The goal of this book (an English translation of a German text first published about ten years ago) is to teach undergraduate and graduate students the basic examples and techniques of mathematical modeling of real-world phenomena. The phenomena discussed in the text are (mostly) continuous in nature and the mathematics used is primarily ordinary and differential equations.

There are seven chapters, arranged in increasing order of sophistication. Two of these seven chapters (specifically, the third and fifth) address areas of physics (thermodynamics and continuum mechanics) that will be shortly be discussed in the text. The first chapter is introductory; it starts by talking about what mathematical modeling is all about and then gives some extended “case studies” — population growth (where it is explained why the discrete model is best replaced by a continuous one) and an example from fluid mechanics. Techniques such as dimensional analysis and asymptotic expansions are also introduced and discussed.

This leaves chapters 2, 4, 6 and 7. Chapter 2 uses systems of linear equations to discuss equilibrium problems in a variety of different contexts: electrical networks, stress loads, etc. Chapter 4 discusses a number of models amenable to study by ordinary differential equations, including oscillations, pendulums, phase planes, and predator-prey models. Finally, chapters 6 and 7 concern partial differential equations. The first of these chapters discusses elliptic, hyperbolic and parabolic PDEs, though at a much higher level than is typically encountered in an undergraduate PDE text. The second and final chapter looks at “free boundary problems”; i.e., problems in which a PDE is defined on a domain, part of whose boundary is unknown. This chapter shows how these problems can be used to model melting problems, crystal growth, and contact problems involving elastic membranes.

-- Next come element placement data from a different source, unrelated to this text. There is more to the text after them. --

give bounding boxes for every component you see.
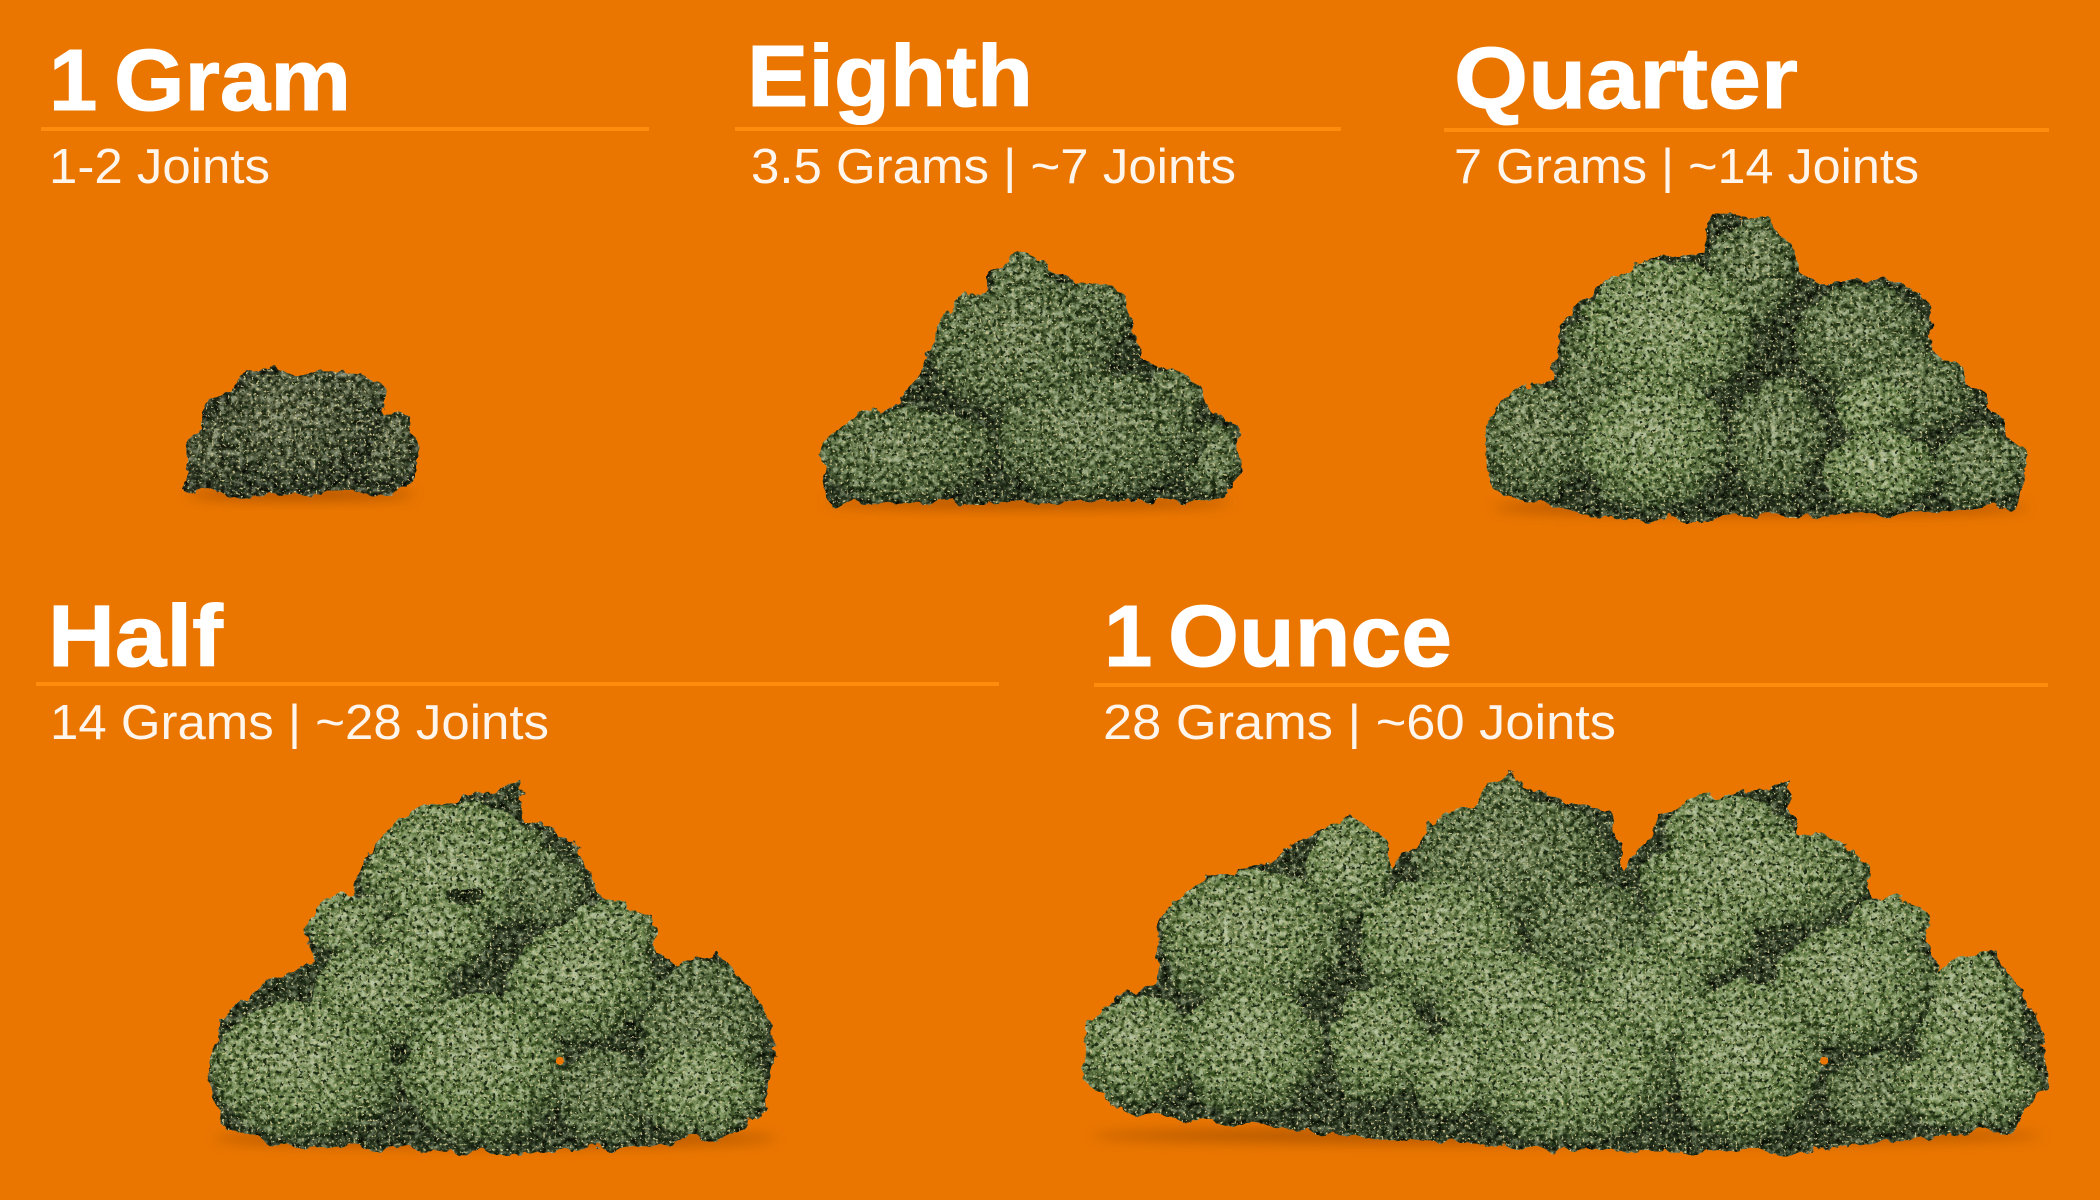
panel: half [36, 588, 999, 1152]
panel: quarter [1444, 30, 2049, 518]
heading: Half: Half [48, 588, 224, 685]
illustration: eighth pile [821, 254, 1242, 508]
heading: 1 Ounce: Ounce [1168, 588, 1452, 685]
subheading: 14 grams: 14 Grams | ~28 Joints [50, 696, 549, 750]
illustration: half pile [208, 781, 779, 1152]
panel: 1 ounce [1082, 588, 2049, 1152]
subheading: 1-2 joints: 1-2 Joints [49, 140, 270, 194]
panel: eighth [735, 28, 1341, 508]
heading: Eighth: Eighth [747, 28, 1033, 125]
panel: 1 gram [41, 32, 649, 500]
illustration: quarter pile [1484, 214, 2029, 518]
heading: 1 Ounce: 1 [1104, 588, 1177, 685]
heading: 1 Gram: 1 [49, 32, 122, 129]
subheading: 7 grams: 7 Grams | ~14 Joints [1454, 140, 1919, 194]
subheading: 3.5 grams: 3.5 Grams | ~7 Joints [751, 140, 1236, 194]
illustration: 1 gram pile [183, 366, 421, 500]
heading: Quarter: Quarter [1454, 30, 1798, 127]
subheading: 28 grams: 28 Grams | ~60 Joints [1103, 696, 1616, 750]
heading: 1 Gram: Gram [114, 32, 351, 129]
illustration: ounce pile [1082, 773, 2049, 1152]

This is a demanding book, one that expects a lot of the students who will be reading it. (This is likely related to its European origins.) The specific prerequisites tend to increase as the book progresses, but a basic background in real analysis and linear algebra is assumed throughout. Later chapters require some familiarity with ordinary and partial differential equations, the integral theorems of multivariable calculus, and the theory of surfaces. Some prior knowledge of physics would seem to be essential, as well.

Each chapter ends with exercises, many of which (to my inexpert eye, anyway) seemed to fall in the medium-to-difficult range. Most textbooks in the Springer Undergraduate Mathematics Series (SUMS) offer in-text solutions to at least some of the exercises (in fact, that’s one of the features advertised by Springer in their online description of the series) but this is one of the rare entries in that series that does not; there are no solutions to be found, either in the text itself or (as of this writing, anyway) on the webpage for the text.

The placement of this book in the SUMS series is, I think, unusual for other reasons as well. I have already noted that this is a demanding book. It certainly seems not only much larger, but also more sophisticated, than most, if not all, of the other SUMS books; in fact, I view this book as better addressed to graduate students than undergraduates. I don’t imagine, for example, that this book would be considered accessible by an average mathematics major at my university. However, for a very well-prepared reader with a willingness to work hard, there is a wealth of interesting material to be found here.